IMDB = The Ultimate Poser Filter
A long long time ago in a galaxy far far away, when I first got into filmmaking, IMDB was in it’s infancy and was not the industry standard it is today for confirming movie and television credits. For those of you who don’t know, IMDB is the Internet Movie Database. IMDB is a tool people use to check others’ professional credits. I remember sitting in a film class and showing the teacher a film I spent all weekend working on. He critiqued my film and told me how I could’ve done it better. I thought to myself, F#$% you! Let me see your credentials if you think you could do better.
Well back in those days there was little or no resources for me to easily check out what he’s done. I had to take everything he said at face value and assume he was an expert or commit myself to an arduous process to confirm his bona fides.
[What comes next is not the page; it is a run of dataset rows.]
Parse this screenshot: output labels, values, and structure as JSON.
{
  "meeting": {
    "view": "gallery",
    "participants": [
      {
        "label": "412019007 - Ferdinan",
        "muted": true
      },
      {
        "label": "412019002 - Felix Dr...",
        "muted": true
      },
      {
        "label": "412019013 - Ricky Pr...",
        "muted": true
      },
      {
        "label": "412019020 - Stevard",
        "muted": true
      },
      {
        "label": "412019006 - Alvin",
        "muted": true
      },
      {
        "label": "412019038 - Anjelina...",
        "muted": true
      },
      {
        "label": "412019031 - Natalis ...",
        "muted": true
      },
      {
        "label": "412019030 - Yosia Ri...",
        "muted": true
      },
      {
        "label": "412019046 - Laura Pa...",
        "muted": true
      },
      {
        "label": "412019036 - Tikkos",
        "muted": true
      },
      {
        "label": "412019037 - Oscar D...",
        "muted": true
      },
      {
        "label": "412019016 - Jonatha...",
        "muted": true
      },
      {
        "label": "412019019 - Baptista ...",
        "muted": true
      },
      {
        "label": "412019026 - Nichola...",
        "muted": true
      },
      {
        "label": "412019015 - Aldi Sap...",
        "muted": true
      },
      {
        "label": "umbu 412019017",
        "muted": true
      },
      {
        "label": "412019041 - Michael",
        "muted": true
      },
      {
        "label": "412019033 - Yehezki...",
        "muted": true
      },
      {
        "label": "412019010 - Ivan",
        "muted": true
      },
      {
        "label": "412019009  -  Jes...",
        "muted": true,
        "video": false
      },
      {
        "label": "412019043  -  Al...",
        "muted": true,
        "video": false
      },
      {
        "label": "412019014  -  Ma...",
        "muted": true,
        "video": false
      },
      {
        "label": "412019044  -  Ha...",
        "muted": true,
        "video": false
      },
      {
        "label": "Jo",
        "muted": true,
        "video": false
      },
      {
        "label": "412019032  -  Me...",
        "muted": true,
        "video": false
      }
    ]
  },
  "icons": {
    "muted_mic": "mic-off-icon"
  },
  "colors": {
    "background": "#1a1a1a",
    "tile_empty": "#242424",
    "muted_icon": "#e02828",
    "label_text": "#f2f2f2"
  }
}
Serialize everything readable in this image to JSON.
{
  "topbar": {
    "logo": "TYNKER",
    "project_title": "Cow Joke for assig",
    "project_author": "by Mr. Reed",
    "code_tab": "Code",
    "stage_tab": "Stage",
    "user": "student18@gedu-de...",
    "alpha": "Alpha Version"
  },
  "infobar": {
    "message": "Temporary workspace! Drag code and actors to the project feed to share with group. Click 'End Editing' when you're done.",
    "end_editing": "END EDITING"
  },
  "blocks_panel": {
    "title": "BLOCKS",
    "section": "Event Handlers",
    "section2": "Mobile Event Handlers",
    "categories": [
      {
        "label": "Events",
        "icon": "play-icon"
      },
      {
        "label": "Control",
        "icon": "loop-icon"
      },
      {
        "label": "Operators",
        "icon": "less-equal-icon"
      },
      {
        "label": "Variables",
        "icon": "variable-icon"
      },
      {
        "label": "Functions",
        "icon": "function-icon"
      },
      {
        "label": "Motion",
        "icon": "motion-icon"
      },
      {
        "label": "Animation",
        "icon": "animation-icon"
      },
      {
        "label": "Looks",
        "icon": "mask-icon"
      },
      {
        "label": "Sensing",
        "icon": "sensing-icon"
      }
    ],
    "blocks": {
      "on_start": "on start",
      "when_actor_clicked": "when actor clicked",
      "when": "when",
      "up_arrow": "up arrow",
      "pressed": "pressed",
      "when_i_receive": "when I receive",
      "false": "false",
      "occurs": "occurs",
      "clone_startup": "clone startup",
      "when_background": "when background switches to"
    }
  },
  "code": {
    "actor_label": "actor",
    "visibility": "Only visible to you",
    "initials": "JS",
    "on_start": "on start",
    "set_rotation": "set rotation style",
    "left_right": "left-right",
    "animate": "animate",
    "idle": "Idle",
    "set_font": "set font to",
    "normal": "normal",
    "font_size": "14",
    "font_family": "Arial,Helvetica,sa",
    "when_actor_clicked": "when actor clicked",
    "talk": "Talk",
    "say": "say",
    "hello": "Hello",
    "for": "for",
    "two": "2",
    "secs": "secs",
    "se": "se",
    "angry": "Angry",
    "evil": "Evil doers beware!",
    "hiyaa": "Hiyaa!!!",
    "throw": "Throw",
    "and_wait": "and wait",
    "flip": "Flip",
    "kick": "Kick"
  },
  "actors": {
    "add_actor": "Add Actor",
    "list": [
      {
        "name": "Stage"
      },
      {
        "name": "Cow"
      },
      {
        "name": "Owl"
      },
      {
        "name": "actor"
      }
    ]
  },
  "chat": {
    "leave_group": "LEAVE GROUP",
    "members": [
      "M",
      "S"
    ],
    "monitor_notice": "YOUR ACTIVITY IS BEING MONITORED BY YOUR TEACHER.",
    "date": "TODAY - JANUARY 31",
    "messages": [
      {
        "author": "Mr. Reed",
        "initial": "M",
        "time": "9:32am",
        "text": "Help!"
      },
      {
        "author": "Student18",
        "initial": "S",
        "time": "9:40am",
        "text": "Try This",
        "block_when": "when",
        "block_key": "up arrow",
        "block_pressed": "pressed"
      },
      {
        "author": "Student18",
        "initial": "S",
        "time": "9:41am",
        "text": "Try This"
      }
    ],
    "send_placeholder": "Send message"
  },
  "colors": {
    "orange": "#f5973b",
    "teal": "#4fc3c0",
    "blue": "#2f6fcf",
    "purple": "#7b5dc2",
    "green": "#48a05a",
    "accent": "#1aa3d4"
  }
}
I remember attending networking functions and meeting a whole bunch of people I never heard of before. I remember them talking about how many films they’ve done and all of the big names they’ve worked with. Once again there was no easy way for me to corroborate any of their credits so I just had to go with what people said about themselves.
IMDB was started in the early 90s but became the standard for checking credits in the 2000s. Now everyone has the ability to check someone’s official credits immediately. This is very important because a lot of people you will meet are full of BS. IMDB gives you the ability to not waste your time with someone who is obviously not who they say they are and move on to someone who can actually help you realize your project. This is an invaluable tool for small-time and big-time filmmakers for hiring cast and crew. Honestly, why waste your time interviewing someone who only knows how to make movies that only Youtube could love?
The great thing about IMDB is it has a very strict adding policy so posers can’t just add themselves. The people who manage the database actually do their homework and check peoples’ credits. They don’t let people add their films onto the database unless they have been screened at festivals or have distribution deals. Both criteria are difficult for people who aren’t serious about filmmaking to accomplish (*cough*Youtube*cough).
I’ve worked in the industry for a long time now and have met many posers. I once asked myself why there are so many people who pretend they do what I do for a living. The answer is quite obvious. People like the perks but don’t want to pay their dues. Also people have this natural interest in the entertainment business. Don’t believe me? Watch how many heads turn if you’re ever at a party and say you work in the film industry. People give you a certain amount of respect if you can make a living in the film industry because everyone knows how tough it is.
Don’t get me wrong. I don’t look down or think any less of people who don’t work in this industry. It is a very tough business and I often ask myself why I even do it. The paydays are few and far in between. The hours are long and inconsistent. Even with so many reasons why not to do this I still see why there are so many people who pretend this is what they do. They want the same respect that the people who did what they couldn’t do get. People who work in this industry are people who let go of the safety net and took the plunge. We closed our eyes and leapt after our dreams never caring if we land safely or plummet to our deaths.
Because we took that plunge we were able to live the lives people only dream of. We got to rub elbows with famous people. We got to work onset with the sound stages and bright lights. We got to see our work or ourselves on the big screen and in our living rooms. We got to build a body of work we’ll always be remembered for and continue to be prolific. And if you don’t believe me, you could always check our credits to see if I’m bluffing.